The first African country to default on its debt in the Covid-19 era was Zambia which opted to leave a $42.5 million eurobond repayment last week.
A key rating for Zambia was downgraded from CC to Restricted Default by Fitch Ratings on Wednesday. Its equivalent rating had already been reduced by S&P Global Ratings for the country to Selective Default days before the end of a 30-day grace period and a creditor meeting on November 13. S&P Global Ratings said that the downgrade was based on the assertion of the Zambian government that it “will not make debt service payments.”
Based on the assumption that either missed repayments or a new restructuring plan would also result in two remaining eurobonds falling into default, Fitch also withdrew ratings on these bonds of Zambia.
Eurobonds are debt instruments denominated in a currency other than that of the issuer.
In recent years, issues predating the pandemic had resulted in the country’s debt profile coming down consistently, which left its creditors to wrangle about who should take losses on loans.
Zambia has found servicing repayments on its estimated $11 billion debt pile becoming increasingly difficult because of plummeting copper prices over the past three years and the country is the second largest copper producer in Africa which is also its main source of income.
Prior to the national debt of the country starting to spiral out of control, it has issued its last issued eurobond in 2015. The debts had been piled on as the country financed many of its large infrastructure projects from Chinese loans which were granted to the country as a part of China’s ambitious Belt & Road initiative.
As this made investors demand much greater clarity about Zambia’s Chinese debt obligations from the African country’s government and expressed concerns that the country will try and pay off Chinese loans with further debt financing and not service the creditors’ debts.
A potential International Monetary Fund bailout package for the country is now being watched closely.

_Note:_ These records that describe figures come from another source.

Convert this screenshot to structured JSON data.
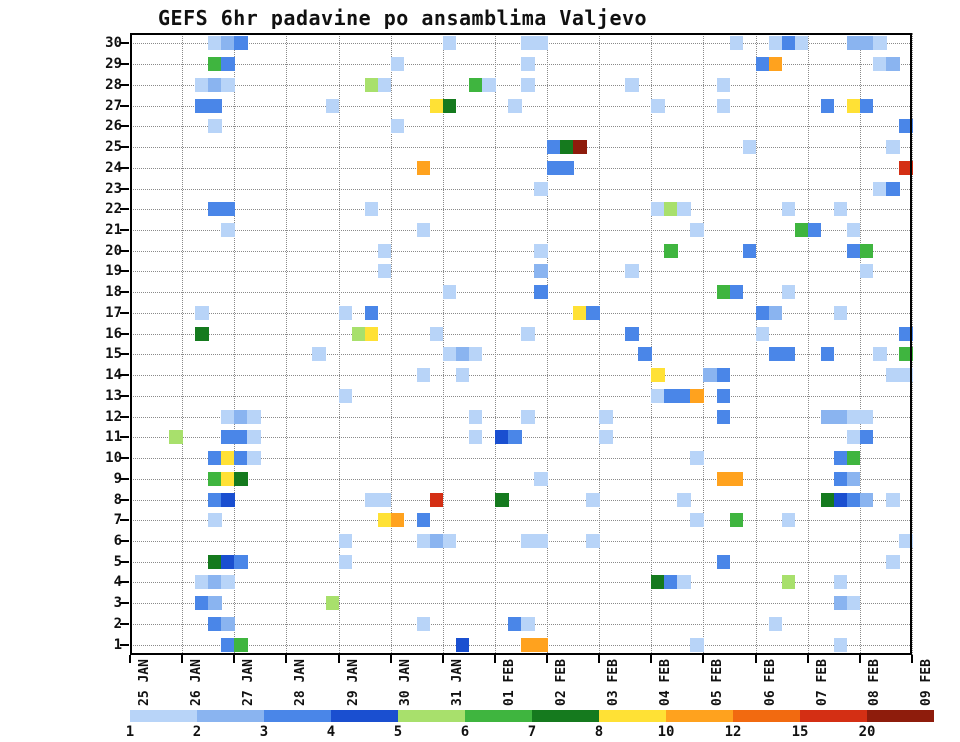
{
  "title": "GEFS 6hr padavine po ansamblima Valjevo",
  "chart_data": {
    "type": "heatmap",
    "title": "GEFS 6hr padavine po ansamblima Valjevo",
    "x_tick_labels": [
      "25 JAN",
      "26 JAN",
      "27 JAN",
      "28 JAN",
      "29 JAN",
      "30 JAN",
      "31 JAN",
      "01 FEB",
      "02 FEB",
      "03 FEB",
      "04 FEB",
      "05 FEB",
      "06 FEB",
      "07 FEB",
      "08 FEB",
      "09 FEB"
    ],
    "steps_per_day": 4,
    "n_time_steps": 60,
    "members": [
      1,
      2,
      3,
      4,
      5,
      6,
      7,
      8,
      9,
      10,
      11,
      12,
      13,
      14,
      15,
      16,
      17,
      18,
      19,
      20,
      21,
      22,
      23,
      24,
      25,
      26,
      27,
      28,
      29,
      30
    ],
    "legend": {
      "tick_labels": [
        "1",
        "2",
        "3",
        "4",
        "5",
        "6",
        "7",
        "8",
        "10",
        "12",
        "15",
        "20"
      ],
      "colors": [
        "#b8d4f8",
        "#8ab4f0",
        "#4a86e8",
        "#1a4fd0",
        "#a8e06c",
        "#3fb53f",
        "#157a1e",
        "#ffe135",
        "#ffa21e",
        "#f26a10",
        "#d42f14",
        "#8e1c0c"
      ]
    },
    "cell_format": "[time_step_index, ensemble_member, color_level_index]",
    "cells": [
      [
        6,
        30,
        0
      ],
      [
        7,
        30,
        1
      ],
      [
        8,
        30,
        2
      ],
      [
        24,
        30,
        0
      ],
      [
        30,
        30,
        0
      ],
      [
        31,
        30,
        0
      ],
      [
        46,
        30,
        0
      ],
      [
        49,
        30,
        0
      ],
      [
        50,
        30,
        2
      ],
      [
        51,
        30,
        0
      ],
      [
        55,
        30,
        1
      ],
      [
        56,
        30,
        1
      ],
      [
        57,
        30,
        0
      ],
      [
        6,
        29,
        5
      ],
      [
        7,
        29,
        2
      ],
      [
        20,
        29,
        0
      ],
      [
        30,
        29,
        0
      ],
      [
        48,
        29,
        2
      ],
      [
        49,
        29,
        8
      ],
      [
        57,
        29,
        0
      ],
      [
        58,
        29,
        1
      ],
      [
        5,
        28,
        0
      ],
      [
        6,
        28,
        1
      ],
      [
        7,
        28,
        0
      ],
      [
        18,
        28,
        4
      ],
      [
        19,
        28,
        0
      ],
      [
        26,
        28,
        5
      ],
      [
        27,
        28,
        0
      ],
      [
        30,
        28,
        0
      ],
      [
        38,
        28,
        0
      ],
      [
        45,
        28,
        0
      ],
      [
        5,
        27,
        2
      ],
      [
        6,
        27,
        2
      ],
      [
        15,
        27,
        0
      ],
      [
        23,
        27,
        7
      ],
      [
        24,
        27,
        6
      ],
      [
        29,
        27,
        0
      ],
      [
        40,
        27,
        0
      ],
      [
        45,
        27,
        0
      ],
      [
        53,
        27,
        2
      ],
      [
        55,
        27,
        7
      ],
      [
        56,
        27,
        2
      ],
      [
        6,
        26,
        0
      ],
      [
        20,
        26,
        0
      ],
      [
        59,
        26,
        2
      ],
      [
        32,
        25,
        2
      ],
      [
        33,
        25,
        6
      ],
      [
        34,
        25,
        11
      ],
      [
        47,
        25,
        0
      ],
      [
        58,
        25,
        0
      ],
      [
        22,
        24,
        8
      ],
      [
        32,
        24,
        2
      ],
      [
        33,
        24,
        2
      ],
      [
        59,
        24,
        10
      ],
      [
        31,
        23,
        0
      ],
      [
        57,
        23,
        0
      ],
      [
        58,
        23,
        2
      ],
      [
        6,
        22,
        2
      ],
      [
        7,
        22,
        2
      ],
      [
        18,
        22,
        0
      ],
      [
        40,
        22,
        0
      ],
      [
        41,
        22,
        4
      ],
      [
        42,
        22,
        0
      ],
      [
        50,
        22,
        0
      ],
      [
        54,
        22,
        0
      ],
      [
        7,
        21,
        0
      ],
      [
        22,
        21,
        0
      ],
      [
        43,
        21,
        0
      ],
      [
        51,
        21,
        5
      ],
      [
        52,
        21,
        2
      ],
      [
        55,
        21,
        0
      ],
      [
        19,
        20,
        0
      ],
      [
        31,
        20,
        0
      ],
      [
        41,
        20,
        5
      ],
      [
        47,
        20,
        2
      ],
      [
        55,
        20,
        2
      ],
      [
        56,
        20,
        5
      ],
      [
        19,
        19,
        0
      ],
      [
        31,
        19,
        1
      ],
      [
        38,
        19,
        0
      ],
      [
        56,
        19,
        0
      ],
      [
        24,
        18,
        0
      ],
      [
        31,
        18,
        2
      ],
      [
        45,
        18,
        5
      ],
      [
        46,
        18,
        2
      ],
      [
        50,
        18,
        0
      ],
      [
        5,
        17,
        0
      ],
      [
        16,
        17,
        0
      ],
      [
        18,
        17,
        2
      ],
      [
        34,
        17,
        7
      ],
      [
        35,
        17,
        2
      ],
      [
        48,
        17,
        2
      ],
      [
        49,
        17,
        1
      ],
      [
        54,
        17,
        0
      ],
      [
        5,
        16,
        6
      ],
      [
        17,
        16,
        4
      ],
      [
        18,
        16,
        7
      ],
      [
        23,
        16,
        0
      ],
      [
        30,
        16,
        0
      ],
      [
        38,
        16,
        2
      ],
      [
        48,
        16,
        0
      ],
      [
        59,
        16,
        2
      ],
      [
        14,
        15,
        0
      ],
      [
        24,
        15,
        0
      ],
      [
        25,
        15,
        1
      ],
      [
        26,
        15,
        0
      ],
      [
        39,
        15,
        2
      ],
      [
        49,
        15,
        2
      ],
      [
        50,
        15,
        2
      ],
      [
        53,
        15,
        2
      ],
      [
        57,
        15,
        0
      ],
      [
        59,
        15,
        5
      ],
      [
        22,
        14,
        0
      ],
      [
        25,
        14,
        0
      ],
      [
        40,
        14,
        7
      ],
      [
        44,
        14,
        1
      ],
      [
        45,
        14,
        2
      ],
      [
        58,
        14,
        0
      ],
      [
        59,
        14,
        0
      ],
      [
        16,
        13,
        0
      ],
      [
        40,
        13,
        0
      ],
      [
        41,
        13,
        2
      ],
      [
        42,
        13,
        2
      ],
      [
        43,
        13,
        8
      ],
      [
        45,
        13,
        2
      ],
      [
        7,
        12,
        0
      ],
      [
        8,
        12,
        1
      ],
      [
        9,
        12,
        0
      ],
      [
        26,
        12,
        0
      ],
      [
        30,
        12,
        0
      ],
      [
        36,
        12,
        0
      ],
      [
        45,
        12,
        2
      ],
      [
        53,
        12,
        1
      ],
      [
        54,
        12,
        1
      ],
      [
        55,
        12,
        0
      ],
      [
        56,
        12,
        0
      ],
      [
        3,
        11,
        4
      ],
      [
        7,
        11,
        2
      ],
      [
        8,
        11,
        2
      ],
      [
        9,
        11,
        0
      ],
      [
        26,
        11,
        0
      ],
      [
        28,
        11,
        3
      ],
      [
        29,
        11,
        2
      ],
      [
        36,
        11,
        0
      ],
      [
        55,
        11,
        0
      ],
      [
        56,
        11,
        2
      ],
      [
        6,
        10,
        2
      ],
      [
        7,
        10,
        7
      ],
      [
        8,
        10,
        2
      ],
      [
        9,
        10,
        0
      ],
      [
        43,
        10,
        0
      ],
      [
        54,
        10,
        2
      ],
      [
        55,
        10,
        5
      ],
      [
        6,
        9,
        5
      ],
      [
        7,
        9,
        7
      ],
      [
        8,
        9,
        6
      ],
      [
        31,
        9,
        0
      ],
      [
        45,
        9,
        8
      ],
      [
        46,
        9,
        8
      ],
      [
        54,
        9,
        2
      ],
      [
        55,
        9,
        1
      ],
      [
        6,
        8,
        2
      ],
      [
        7,
        8,
        3
      ],
      [
        18,
        8,
        0
      ],
      [
        19,
        8,
        0
      ],
      [
        23,
        8,
        10
      ],
      [
        28,
        8,
        6
      ],
      [
        35,
        8,
        0
      ],
      [
        42,
        8,
        0
      ],
      [
        53,
        8,
        6
      ],
      [
        54,
        8,
        3
      ],
      [
        55,
        8,
        2
      ],
      [
        56,
        8,
        1
      ],
      [
        58,
        8,
        0
      ],
      [
        6,
        7,
        0
      ],
      [
        19,
        7,
        7
      ],
      [
        20,
        7,
        8
      ],
      [
        22,
        7,
        2
      ],
      [
        43,
        7,
        0
      ],
      [
        46,
        7,
        5
      ],
      [
        50,
        7,
        0
      ],
      [
        16,
        6,
        0
      ],
      [
        22,
        6,
        0
      ],
      [
        23,
        6,
        1
      ],
      [
        24,
        6,
        0
      ],
      [
        30,
        6,
        0
      ],
      [
        31,
        6,
        0
      ],
      [
        35,
        6,
        0
      ],
      [
        59,
        6,
        0
      ],
      [
        6,
        5,
        6
      ],
      [
        7,
        5,
        3
      ],
      [
        8,
        5,
        2
      ],
      [
        16,
        5,
        0
      ],
      [
        45,
        5,
        2
      ],
      [
        58,
        5,
        0
      ],
      [
        5,
        4,
        0
      ],
      [
        6,
        4,
        1
      ],
      [
        7,
        4,
        0
      ],
      [
        40,
        4,
        6
      ],
      [
        41,
        4,
        2
      ],
      [
        42,
        4,
        0
      ],
      [
        50,
        4,
        4
      ],
      [
        54,
        4,
        0
      ],
      [
        5,
        3,
        2
      ],
      [
        6,
        3,
        1
      ],
      [
        15,
        3,
        4
      ],
      [
        54,
        3,
        1
      ],
      [
        55,
        3,
        0
      ],
      [
        6,
        2,
        2
      ],
      [
        7,
        2,
        1
      ],
      [
        22,
        2,
        0
      ],
      [
        29,
        2,
        2
      ],
      [
        30,
        2,
        0
      ],
      [
        49,
        2,
        0
      ],
      [
        7,
        1,
        2
      ],
      [
        8,
        1,
        5
      ],
      [
        25,
        1,
        3
      ],
      [
        30,
        1,
        8
      ],
      [
        31,
        1,
        8
      ],
      [
        43,
        1,
        0
      ],
      [
        54,
        1,
        0
      ]
    ]
  }
}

The IMF would play a crucial role in any negotiations, said NKC African Economics Senior Financial Economist Irmgard Erasmus.
“We believe an orderly process towards a bond swap agreement will require the mediating role of the IMF in its capacity as policy linchpin, which in turn rests upon the assumption that the Fund will support Zambia under a formal Extended Credit Facility (ECF) programme,” Erasmus wrote in a note Thursday.

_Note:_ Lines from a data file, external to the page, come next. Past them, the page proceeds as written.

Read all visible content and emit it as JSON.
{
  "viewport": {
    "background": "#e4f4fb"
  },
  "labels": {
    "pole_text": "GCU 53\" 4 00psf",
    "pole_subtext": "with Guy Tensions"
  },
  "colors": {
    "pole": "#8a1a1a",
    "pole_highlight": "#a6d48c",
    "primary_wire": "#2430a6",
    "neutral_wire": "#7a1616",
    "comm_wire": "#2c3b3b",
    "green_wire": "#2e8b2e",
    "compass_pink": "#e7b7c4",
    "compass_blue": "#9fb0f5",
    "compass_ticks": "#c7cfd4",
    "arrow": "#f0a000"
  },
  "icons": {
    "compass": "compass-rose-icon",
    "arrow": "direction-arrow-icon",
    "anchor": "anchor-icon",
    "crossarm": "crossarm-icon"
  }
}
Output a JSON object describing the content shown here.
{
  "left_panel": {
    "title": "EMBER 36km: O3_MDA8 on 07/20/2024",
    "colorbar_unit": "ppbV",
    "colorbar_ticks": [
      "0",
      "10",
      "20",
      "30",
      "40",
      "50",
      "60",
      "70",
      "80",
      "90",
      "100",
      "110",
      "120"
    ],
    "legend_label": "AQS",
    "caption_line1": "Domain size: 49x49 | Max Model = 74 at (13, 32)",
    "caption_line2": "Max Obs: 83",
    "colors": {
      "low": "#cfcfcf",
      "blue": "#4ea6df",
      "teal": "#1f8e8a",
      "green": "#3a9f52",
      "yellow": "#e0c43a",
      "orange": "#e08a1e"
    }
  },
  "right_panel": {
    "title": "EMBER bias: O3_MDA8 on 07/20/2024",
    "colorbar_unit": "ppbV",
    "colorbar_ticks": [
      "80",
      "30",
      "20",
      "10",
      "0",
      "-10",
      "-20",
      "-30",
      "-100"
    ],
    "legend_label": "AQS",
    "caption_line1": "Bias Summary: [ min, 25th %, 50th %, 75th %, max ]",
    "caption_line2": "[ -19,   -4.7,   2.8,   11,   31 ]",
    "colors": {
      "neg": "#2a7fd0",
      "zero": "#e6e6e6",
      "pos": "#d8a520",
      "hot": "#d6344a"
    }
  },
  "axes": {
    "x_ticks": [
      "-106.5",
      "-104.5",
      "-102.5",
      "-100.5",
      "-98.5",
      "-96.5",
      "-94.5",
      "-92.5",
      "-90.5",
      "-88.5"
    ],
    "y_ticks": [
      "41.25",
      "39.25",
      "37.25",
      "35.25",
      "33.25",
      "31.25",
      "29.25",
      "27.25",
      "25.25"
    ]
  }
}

“The absence of this linchpin risks a prolonged, acrimonious restructuring process which will be accompanied by a protracted growth shock.”
A delegation from the IMF is set to be travelling to Zambia in early December.
However according to Erasmus, it is expected widely that greater progress on Zambia’s liability management would be demanded by the IMF representatives before any formal offer on a bailout program is made.
It is quite uncertain whether it would be possible for Zambia to restructure its eurobonds or other debt instruments quickly to address the potential concerns of creditors, said Robert Besseling, executive director of risk consultancy EXX Africa.